The details about each segment are stored in a table called the segment table, each segment entry contains 2 parts:

Base: Base address of the segment.
Limit: Length of the segment.

There are 2 types of segmentation: Virtual memory segmentation and Simple segmentation, the key difference is virtual segments do not necessarily have to be located in memory at any point in time, however, the simple segments do.

Translation of Logical address into physical address by segment table

CPU generates a logical address that contains two parts:

Segment Number: Index of segment entry in the table.
Segment Offset: It must lie between 0 and the segment limit. If the Offset exceeds the segment limit then the trap is generated.

Correct offset + Segment base = Address in Physical memory

Segmentation is another expensive memory management algorithm, it solved some problems like no internal fragments and smaller tables causing less overhead, but it also has some problems: as processes are loaded and removed from the memory, the free memory space is broken into little pieces, causing external fragmentation.

Segmented Paging

Paging provides good memory utilization, Segmentation is more user-friendly. They can be combined together to get the best features out of both techniques, this is called Segmented Paging.

In Segmented Paging, the main memory is divided into variable-size segments, and then further divided into fixed-size pages. In the segmented paging table, there are 3 properties for each entry:

Segment Number: Point to the segment.
Page Number: Points to the page within the segment.
Page Offset: Offset within the page frame.

When translating a logical address into a physical address, requires access to the main memory 3 times, this process can also speed up by TLB.

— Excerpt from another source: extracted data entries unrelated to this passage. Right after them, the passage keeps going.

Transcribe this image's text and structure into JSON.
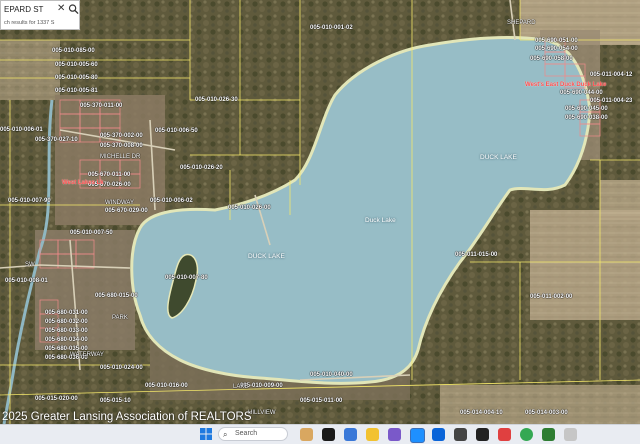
{
  "search": {
    "value": "EPARD ST",
    "hint": "ch results for 1337 S",
    "close_symbol": "✕"
  },
  "lake_labels": {
    "center": "Duck Lake",
    "east": "DUCK LAKE",
    "west": "DUCK LAKE"
  },
  "street_labels": [
    "MICHELLE DR",
    "LAKE",
    "WATERWAY",
    "SW",
    "PARK",
    "WINDWAY",
    "HILLVIEW",
    "SHEPARD"
  ],
  "red_labels": {
    "west_lakes": "West Lakes Lk",
    "east_lake": "West's East Duck Duck Lake"
  },
  "parcels": [
    "005-010-001-02",
    "005-010-085-00",
    "005-010-005-60",
    "005-010-005-80",
    "005-010-005-81",
    "005-010-026-30",
    "005-010-006-50",
    "005-370-011-00",
    "005-370-027-10",
    "005-370-002-00",
    "005-370-008-00",
    "005-010-006-01",
    "005-670-011-00",
    "005-670-026-00",
    "005-670-029-00",
    "005-010-026-20",
    "005-010-006-02",
    "005-010-026-00",
    "005-010-007-50",
    "005-010-007-90",
    "005-010-008-01",
    "005-680-015-00",
    "005-680-031-00",
    "005-680-032-00",
    "005-680-033-00",
    "005-680-034-00",
    "005-680-035-00",
    "005-680-036-00",
    "005-010-007-80",
    "005-010-024-00",
    "005-010-016-00",
    "005-015-020-00",
    "005-015-10",
    "005-015-011-00",
    "005-010-009-00",
    "005-690-051-00",
    "005-690-054-00",
    "005-690-058-00",
    "005-011-004-12",
    "005-011-004-23",
    "005-690-044-00",
    "005-690-045-00",
    "005-690-038-00",
    "005-011-015-00",
    "005-011-002-00",
    "005-014-004-10",
    "005-014-003-00",
    "005-010-040-00"
  ],
  "copyright": "2025 Greater Lansing Association of REALTORS",
  "taskbar": {
    "search_label": "Search",
    "colors": {
      "start": "#1f7ae0",
      "edge": "#1e90ff",
      "chrome": "#34a853",
      "mail": "#0a64d8",
      "store": "#444444",
      "files": "#f2c230",
      "amazon": "#222222",
      "red": "#e04040"
    }
  }
}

Get the page table’s initial address from the segment table by segment number.
Get the frame number from the page table by page number, combine it with page offset, and become the physical address. (no fragment offset needed).
Read data by physical address.

Virtual Memory

Today’s programs mostly rely on large memories, when RAM memory is not enough, we can extend the main memory by swapping data that has not been used recently over to secondary memory(disk), the physical address in different devices mapping into the same virtual address, so from OS perspective we’re having much larger memory space without purchase hardware devices, and this can increase degrees of multiprogramming and CPU utilization.

It is a technique that is implemented using both hardware and software. It maps virtual addresses into physical addresses in computer memory.

All memory references within a process are logical addresses that are dynamically translated into physical addresses at run time. This means that a process can be swapped in and out of the main memory such that it occupies different places in the main memory at different times during the course of execution.
A process may be broken into a number of pieces and these pieces need not be continuously located in the main memory during execution. The combination of dynamic run-time address translation and use of page or segment table permits this.

Demand Paging
The process of loading the page into memory on demand (whenever page fault occurs) is known as demand paging.

Swapping

Swapping a process out means removing all of its pages from memory, or marking them so that they will be removed by the normal page replacement process.

Thrashing

We should not overly rely on virtual memory, since it’s considerably slower than RAM, if the OS has to swap data between virtual memory and RAM too often, the computer will begin to slow down - it is called thrashing.

There are 2 causes of Thrashing:

High degree of multiprogramming.
Lack of Rames.

To prevent thrashing we can instruct the long-term scheduler not to bring the processes into memory after the threshold. if thrashing already happened, we can use mid-term scheduler to swap out some processes, which can help to recover.